Located 40 miles North of the mouth of The Mississippi River in Louisiana, Fort Jackson was constructed between 1822 and 1831 – to provide defense to New Orleans. Star-shaped, it featured a Horn Work scheme with Courvances. Designed to hold up to 150 heavy caliber Coastal Guns (mostly 10 to 15-inch Columbiad Cannon), it was a formidable defensive structure. The Mississippi River fed a Wet/Dry Moat Defensive System (landward). As the river flooded marsh and swampland nearby, Fort Jackson was practically inaccessible from ground assault.
Designed to hold a Garrison of up to 500 men, Jackson normally operated with several hundred during most of it's service. Quickly occupied by Confederate Forces at the start of The American Civil War (in Louisiana) in 1861, the Rebels held Fort Jackson until early 1862. A Flotilla of Union Warships and Gunboats (under Admiral David Farragut), assaulted The Fort for 12 days. Confederate commanders refused to surrender. The garrisons soldiers “mutinied” against them (rather than face annihilation).
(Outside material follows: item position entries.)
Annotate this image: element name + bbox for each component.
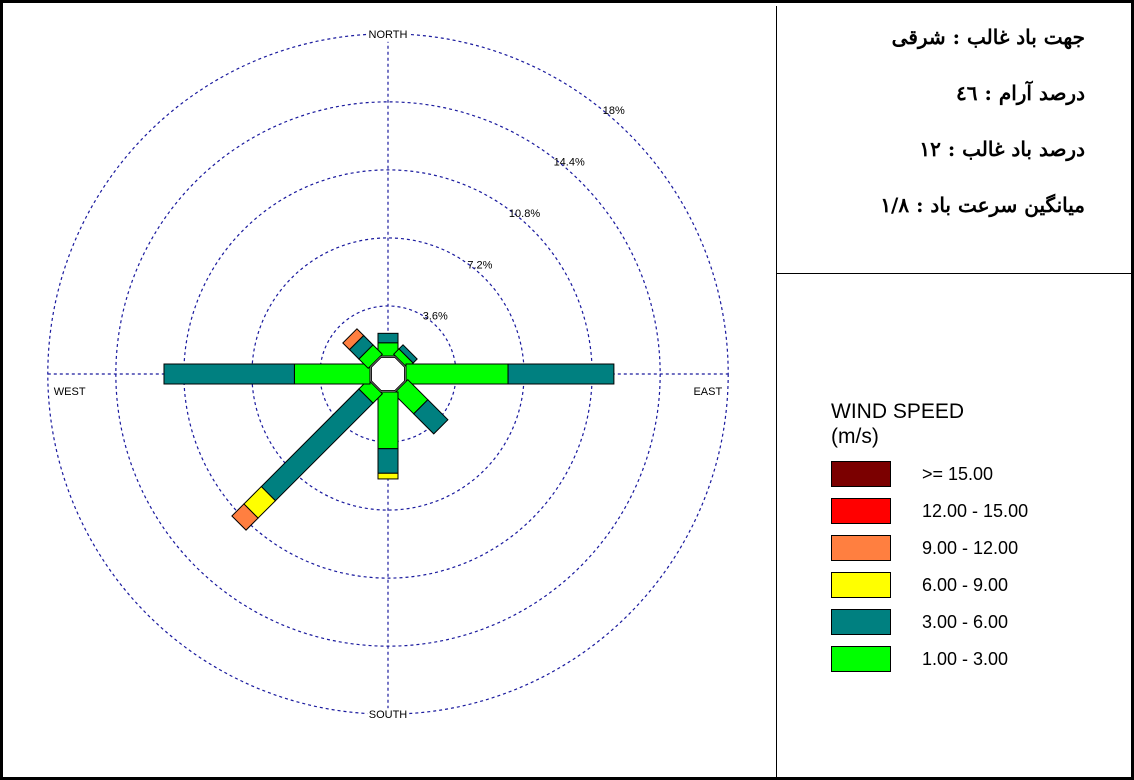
ring-label: 10.8% [509, 208, 540, 220]
sector-E [405, 363, 615, 385]
legend: WIND SPEED (m/s) >= 15.00 12.00 - 15.00 … [831, 399, 1028, 683]
bar-segment [163, 363, 295, 385]
bar-segment [507, 363, 615, 385]
panel-divider-horizontal [777, 273, 1134, 274]
bar-segment [377, 448, 399, 474]
direction-label-south: SOUTH [369, 709, 408, 721]
ring-label: 3.6% [423, 311, 448, 323]
bar-segment [293, 363, 371, 385]
sector-S [377, 391, 399, 480]
bar-segment [377, 332, 399, 344]
bar-layer [163, 328, 615, 531]
legend-swatch [831, 609, 891, 635]
bar-segment [231, 503, 259, 531]
sector-NE [392, 344, 418, 370]
bar-segment [377, 391, 399, 450]
sector-SE [392, 378, 449, 435]
prevailing-direction-text: جهت باد غالب : شرقی [891, 25, 1085, 49]
legend-item: 1.00 - 3.00 [831, 646, 1028, 683]
stats-panel: جهت باد غالب : شرقی درصد آرام : ٤٦ درصد … [783, 17, 1085, 241]
label-layer: 3.6% 7.2% 10.8% 14.4% 18% NORTH EAST SOUTH WEST [54, 27, 722, 723]
sector-N [377, 332, 399, 357]
direction-label-bg [367, 708, 409, 723]
legend-unit: (m/s) [831, 425, 879, 448]
bar-segment [398, 344, 418, 364]
legend-item: 9.00 - 12.00 [831, 535, 1028, 572]
legend-swatch [831, 498, 891, 524]
legend-title: WIND SPEED [831, 400, 965, 423]
legend-item: 12.00 - 15.00 [831, 498, 1028, 535]
legend-item: 6.00 - 9.00 [831, 572, 1028, 609]
panel-divider-vertical [776, 6, 777, 780]
legend-swatch [831, 461, 891, 487]
legend-label: >= 15.00 [922, 464, 994, 484]
legend-items: >= 15.00 12.00 - 15.00 9.00 - 12.00 6.00… [831, 461, 1028, 683]
legend-label: 6.00 - 9.00 [922, 575, 1009, 595]
sector-SW [231, 378, 384, 531]
legend-swatch [831, 572, 891, 598]
legend-swatch [831, 646, 891, 672]
bar-segment [405, 363, 509, 385]
ring-label: 14.4% [554, 157, 585, 169]
wind-rose-chart: 3.6% 7.2% 10.8% 14.4% 18% NORTH EAST SOUTH WEST [47, 27, 729, 723]
legend-label: 3.00 - 6.00 [922, 612, 1009, 632]
legend-item: >= 15.00 [831, 461, 1028, 498]
direction-label-bg [367, 27, 409, 42]
ring-label: 7.2% [467, 259, 492, 271]
prevailing-wind-percent-text: درصد باد غالب : ١٢ [919, 137, 1085, 161]
ring-label: 18% [603, 105, 625, 117]
direction-label-west: WEST [54, 386, 86, 398]
bar-segment [377, 472, 399, 480]
legend-label: 12.00 - 15.00 [922, 501, 1029, 521]
sector-W [163, 363, 371, 385]
calm-center [370, 356, 406, 392]
direction-label-east: EAST [693, 386, 722, 398]
legend-swatch [831, 535, 891, 561]
mean-wind-speed-text: میانگین سرعت باد : ١/٨ [880, 193, 1085, 217]
bar-segment [342, 328, 365, 351]
bar-segment [412, 398, 449, 435]
legend-label: 1.00 - 3.00 [922, 649, 1009, 669]
legend-item: 3.00 - 6.00 [831, 609, 1028, 646]
direction-label-north: NORTH [369, 29, 408, 41]
legend-label: 9.00 - 12.00 [922, 538, 1019, 558]
bar-segment [260, 388, 374, 502]
calm-percent-text: درصد آرام : ٤٦ [956, 81, 1085, 105]
sector-NW [342, 328, 384, 370]
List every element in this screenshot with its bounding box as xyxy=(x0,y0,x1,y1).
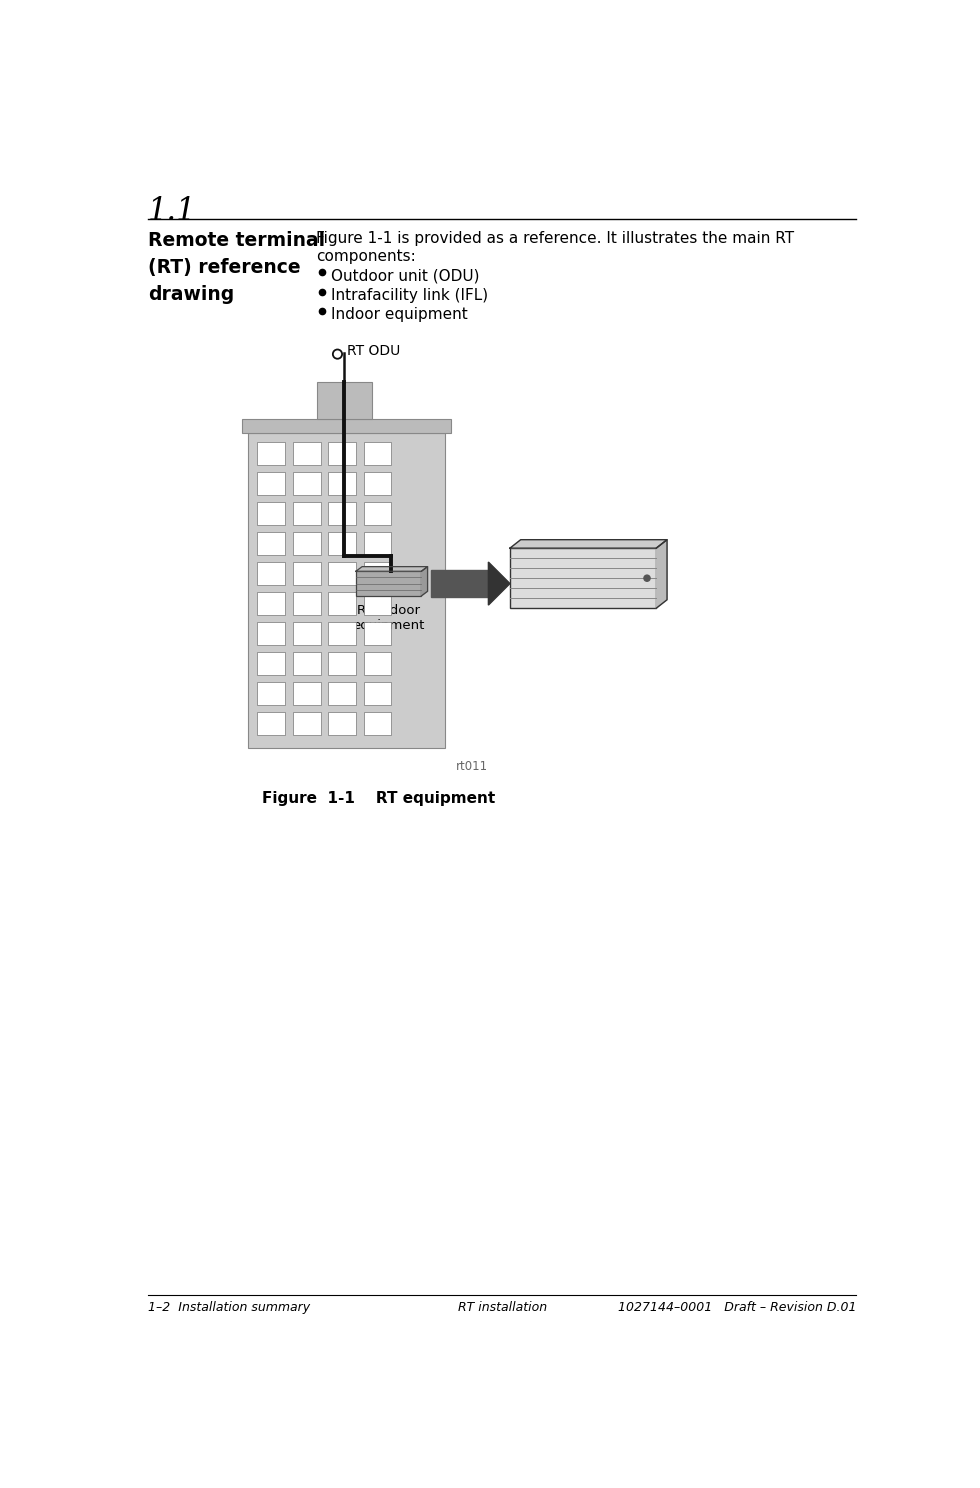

The Fort surrendered. Fort Jackson was retaken by Union Forces (who in turn used it for support of their troops, as well as a prison). Of note, famous European Champagne Magnet “Champagne Charlie” Charles Heidsieck was held for a year as prisoner on charges of spying for The Confederacy (a charge he denied). Fort Jackson continued being garrisoned by The US Army after the end of The War. The Fort was used as a training reservation during World War I. De-activated in the 1950s, it fell under control of The States of Louisiana (who turned it into a National Historic Park in 1960, after renovations). Due to high storm tides from Hurricanes Katrina and Rita (2005 and 2007), Fort Jackson has flooded and is danger of being lost. The State is attempting to repair The Fort.